走到外面窗口,又约好下次,三个月以后,什么时候再来。跟办事护士说了再见,走到楼下,柜台后面付了 美金 80 元 (每人 40 元)。外面阳光普照,不冷不热,佛州好天。看看车上的时钟,大约只过了一个钟头。回到家,一杯咖啡,一片甜食。
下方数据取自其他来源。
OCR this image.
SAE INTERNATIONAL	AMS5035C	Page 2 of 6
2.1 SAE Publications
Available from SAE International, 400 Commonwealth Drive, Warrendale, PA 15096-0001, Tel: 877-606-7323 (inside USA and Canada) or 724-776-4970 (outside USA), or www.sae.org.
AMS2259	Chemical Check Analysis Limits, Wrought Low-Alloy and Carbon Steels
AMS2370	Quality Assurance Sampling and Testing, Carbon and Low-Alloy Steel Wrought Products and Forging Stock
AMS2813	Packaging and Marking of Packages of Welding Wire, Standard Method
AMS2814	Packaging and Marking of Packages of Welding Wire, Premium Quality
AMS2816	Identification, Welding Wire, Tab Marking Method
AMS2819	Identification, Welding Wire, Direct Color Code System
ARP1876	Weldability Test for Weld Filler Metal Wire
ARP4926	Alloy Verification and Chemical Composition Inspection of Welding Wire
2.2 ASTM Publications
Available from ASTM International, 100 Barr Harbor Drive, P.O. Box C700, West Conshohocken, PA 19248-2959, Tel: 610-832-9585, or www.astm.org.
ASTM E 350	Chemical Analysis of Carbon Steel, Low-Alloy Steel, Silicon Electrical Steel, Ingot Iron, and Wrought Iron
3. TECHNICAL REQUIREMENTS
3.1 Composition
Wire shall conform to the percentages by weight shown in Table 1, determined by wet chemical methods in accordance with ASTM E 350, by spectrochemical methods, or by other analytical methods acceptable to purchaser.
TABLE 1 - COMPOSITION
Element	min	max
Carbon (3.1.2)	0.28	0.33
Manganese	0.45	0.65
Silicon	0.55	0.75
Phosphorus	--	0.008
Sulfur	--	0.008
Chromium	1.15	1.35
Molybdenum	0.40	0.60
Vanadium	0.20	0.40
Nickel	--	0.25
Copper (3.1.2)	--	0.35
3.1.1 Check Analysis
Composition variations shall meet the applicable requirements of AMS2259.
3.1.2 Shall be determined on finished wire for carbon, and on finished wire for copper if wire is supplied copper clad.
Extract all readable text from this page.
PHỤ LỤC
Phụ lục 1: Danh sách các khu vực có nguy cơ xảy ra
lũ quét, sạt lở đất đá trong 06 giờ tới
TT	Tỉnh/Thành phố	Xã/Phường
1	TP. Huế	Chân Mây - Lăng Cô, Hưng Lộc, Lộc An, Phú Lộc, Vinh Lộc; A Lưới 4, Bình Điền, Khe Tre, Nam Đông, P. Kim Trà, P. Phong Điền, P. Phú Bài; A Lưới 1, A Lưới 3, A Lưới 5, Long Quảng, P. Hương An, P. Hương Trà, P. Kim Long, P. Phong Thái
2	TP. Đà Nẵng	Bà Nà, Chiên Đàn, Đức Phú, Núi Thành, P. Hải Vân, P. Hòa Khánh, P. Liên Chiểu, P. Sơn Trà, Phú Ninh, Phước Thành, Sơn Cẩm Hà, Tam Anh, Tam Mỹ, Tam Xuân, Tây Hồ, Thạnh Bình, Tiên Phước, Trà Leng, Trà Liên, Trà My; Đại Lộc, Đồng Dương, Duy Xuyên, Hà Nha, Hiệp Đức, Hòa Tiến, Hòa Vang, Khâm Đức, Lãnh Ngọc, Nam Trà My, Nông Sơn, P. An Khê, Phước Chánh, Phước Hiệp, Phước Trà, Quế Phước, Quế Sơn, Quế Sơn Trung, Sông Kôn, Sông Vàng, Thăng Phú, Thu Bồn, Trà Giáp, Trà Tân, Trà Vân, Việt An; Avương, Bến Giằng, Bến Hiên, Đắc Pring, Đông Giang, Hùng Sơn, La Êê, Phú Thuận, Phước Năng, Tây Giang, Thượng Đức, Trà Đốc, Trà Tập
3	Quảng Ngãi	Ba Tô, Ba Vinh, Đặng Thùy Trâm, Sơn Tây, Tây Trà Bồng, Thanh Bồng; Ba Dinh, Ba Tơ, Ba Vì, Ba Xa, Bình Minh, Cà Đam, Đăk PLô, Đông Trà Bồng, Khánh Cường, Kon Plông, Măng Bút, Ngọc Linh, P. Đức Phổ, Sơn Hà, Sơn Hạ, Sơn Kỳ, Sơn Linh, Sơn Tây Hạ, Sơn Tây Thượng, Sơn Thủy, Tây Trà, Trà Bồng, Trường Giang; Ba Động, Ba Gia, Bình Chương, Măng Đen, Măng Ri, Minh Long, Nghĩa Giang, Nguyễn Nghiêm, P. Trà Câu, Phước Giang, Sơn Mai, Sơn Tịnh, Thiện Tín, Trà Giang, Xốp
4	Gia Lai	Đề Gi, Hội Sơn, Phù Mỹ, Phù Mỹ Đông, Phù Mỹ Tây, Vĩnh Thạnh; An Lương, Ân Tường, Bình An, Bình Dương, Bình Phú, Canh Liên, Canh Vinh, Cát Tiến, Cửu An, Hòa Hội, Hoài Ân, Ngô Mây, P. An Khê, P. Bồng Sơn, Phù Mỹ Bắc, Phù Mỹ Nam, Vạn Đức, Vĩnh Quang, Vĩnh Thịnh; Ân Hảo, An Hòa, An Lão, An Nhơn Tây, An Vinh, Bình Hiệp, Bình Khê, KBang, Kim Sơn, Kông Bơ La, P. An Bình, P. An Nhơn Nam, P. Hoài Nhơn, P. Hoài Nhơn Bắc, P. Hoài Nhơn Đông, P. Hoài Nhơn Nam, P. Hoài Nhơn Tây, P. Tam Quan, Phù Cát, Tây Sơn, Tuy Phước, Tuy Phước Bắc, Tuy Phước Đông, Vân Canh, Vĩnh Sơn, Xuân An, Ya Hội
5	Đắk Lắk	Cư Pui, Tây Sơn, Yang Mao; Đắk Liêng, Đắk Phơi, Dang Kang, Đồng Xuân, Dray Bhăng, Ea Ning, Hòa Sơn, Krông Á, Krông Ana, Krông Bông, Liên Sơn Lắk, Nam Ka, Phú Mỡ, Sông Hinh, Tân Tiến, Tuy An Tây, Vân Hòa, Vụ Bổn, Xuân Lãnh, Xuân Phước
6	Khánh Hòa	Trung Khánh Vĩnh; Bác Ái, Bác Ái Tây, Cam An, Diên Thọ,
这真是天堂啊!
进入书房,正要打开电脑,忽然觉得左手“不灵”,肩膀上打了针的地方,有点酸酸的感觉!心中奇怪,因为我是一个冥顽不灵的人,以前任何针打了以后毫无反应。看了看电脑上面时间,中午十一点。在电脑上工作半小时,老妻来叫吃中饭,伸手关机,打了针的肩膀,似乎开始“痛”了!
在饭桌上,问老妻打针以后的感觉,有没有酸痛,她说:“好像没有。” 饭后,我的 “痛”比较厉害了。睡午觉,在床上几乎不能翻身。举高当然很痛,放平也不会停止“痛”, 向左弯,不舒服,像右屈有点麻麻感觉,像扎针,折腾很久睡着了。
醒来以后,以为“好”了。不对,完全不对,试着下床,几乎不可能。但是需要上厕所,勉强起来,用两根拐杖 (我平常只用一根)寸步难移中,最后到了厕所,无法解开裤带,挣扎到最后,大概折腾太久了,忽然想吐。但是也吐不出来,流了一点口水!肩痛更厉害了。不能站,不能坐,一弯身倒在地上,而且“啊呀”一大声。老妻三步倂做两步,口里大喊:“怎么了? ”她见我躺在地上,马上要扶我起来,她一碰我,我就哎呀,哎呀大叫。挣扎了大概半小时,谢天谢地,最后躺在床上。